Avec ses dix millions d’habitants, New-York est la ville la plus importante au monde. Ainsi, celui qui en est le maire est le plus puissant maire au monde, un titre qui attise bien des convoitises. Les batailles électorales sont souvent sales, et le film va nous en montrer une très sombre, dans une ville dite « brisée ».

Billy (Mark Wahlberg) était flic, mais il y a sept ans il a choisi de faire justice lui-même en abattant celui qui avant violé et tué la sœur de sa femme, bien qu’il ai était acquitté. Aujourd’hui, il œuvre entant que détective privé, et il reçu le coup de fil d’un client très particulier : le maire (Russell Crowe). Au coude à coude dans les sondages, il craint de perdre sa réélection car sa femme (Catherine Zeta-Jones) le trompe, et un homme qui perd sa femme ne peut gagner une élection. Une idée bien étrange, mais pour $50,000 trouver le nom de l’amant ne se refuse pas. Mais quand l’homme suspecté fut retrouvé mort, Billy prit alors conscience de la dangerosité de son client.

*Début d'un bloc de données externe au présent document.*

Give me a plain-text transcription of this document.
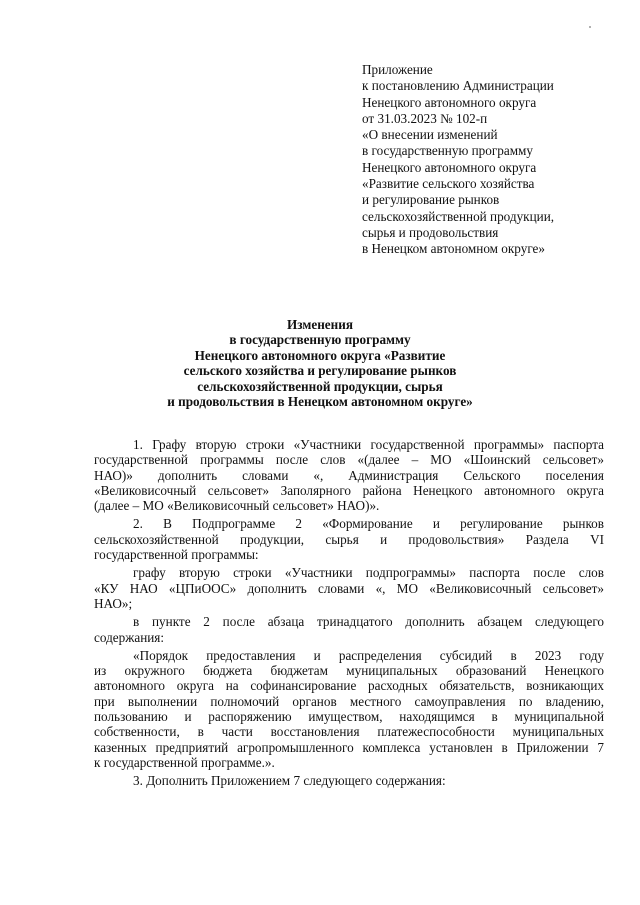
Приложение
к постановлению Администрации
Ненецкого автономного округа
от 31.03.2023 № 102-п
«О внесении изменений
в государственную программу
Ненецкого автономного округа
«Развитие сельского хозяйства
и регулирование рынков
сельскохозяйственной продукции,
сырья и продовольствия
в Ненецком автономном округе»
Изменения
в государственную программу
Ненецкого автономного округа «Развитие
сельского хозяйства и регулирование рынков
сельскохозяйственной продукции, сырья
и продовольствия в Ненецком автономном округе»
1. Графу вторую строки «Участники государственной программы» паспорта
государственной программы после слов «(далее – МО «Шоинский сельсовет»
НАО)» дополнить словами «, Администрация Сельского поселения
«Великовисочный сельсовет» Заполярного района Ненецкого автономного округа
(далее – МО «Великовисочный сельсовет» НАО)».
2. В Подпрограмме 2 «Формирование и регулирование рынков
сельскохозяйственной продукции, сырья и продовольствия» Раздела VI
государственной программы:
графу вторую строки «Участники подпрограммы» паспорта после слов
«КУ НАО «ЦПиООС» дополнить словами «, МО «Великовисочный сельсовет»
НАО»;
в пункте 2 после абзаца тринадцатого дополнить абзацем следующего
содержания:
«Порядок предоставления и распределения субсидий в 2023 году
из окружного бюджета бюджетам муниципальных образований Ненецкого
автономного округа на софинансирование расходных обязательств, возникающих
при выполнении полномочий органов местного самоуправления по владению,
пользованию и распоряжению имуществом, находящимся в муниципальной
собственности, в части восстановления платежеспособности муниципальных
казенных предприятий агропромышленного комплекса установлен в Приложении 7
к государственной программе.».
3. Дополнить Приложением 7 следующего содержания:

Bras de fer au sommet entre deux figures emblématiques d’Hollywood ? Malheureusement non, le film arrive avec quelques décennies de retard. Même dans les années 80 on aurait dit du film qu’il n’est pas bien original, alors que dire aujourd’hui ? C’est sûr, le film est bien fait : la réalisation est sobre, l’image sombre est en parfaite adéquation avec l’ambiance, le rythme n’est pas trop mou, et même les acteurs passent plutôt bien. Le problème, c’est qu’on sent fout. Au bout de cinq minutes ont a déjà envie d’arrêter, tellement on a l’impression d’avoir déjà vu ce film cent fois. Un détective piégé, un maire crapuleux, des histoires de détournement d’argent par l’immobilier, le traumatisme du passé, même la pirouette finale du « j’avais tout prévu depuis sept ans (pan dans tes dents) » sonne creux, comme vide de sens après avoir répété trop de fois. On s’attend tellement à tout que chaque nouvel élément d’intrigue exaspère de par son évidence. Rien de nouveau, rien de transcendé, et même rien de particulièrement bien fait : c’est lisse, désespérément lisse. Pas de doutes, le film fait très pro et on ne s’ennui que passagèrement, mais impossible de rentrer complètement dans l’histoire.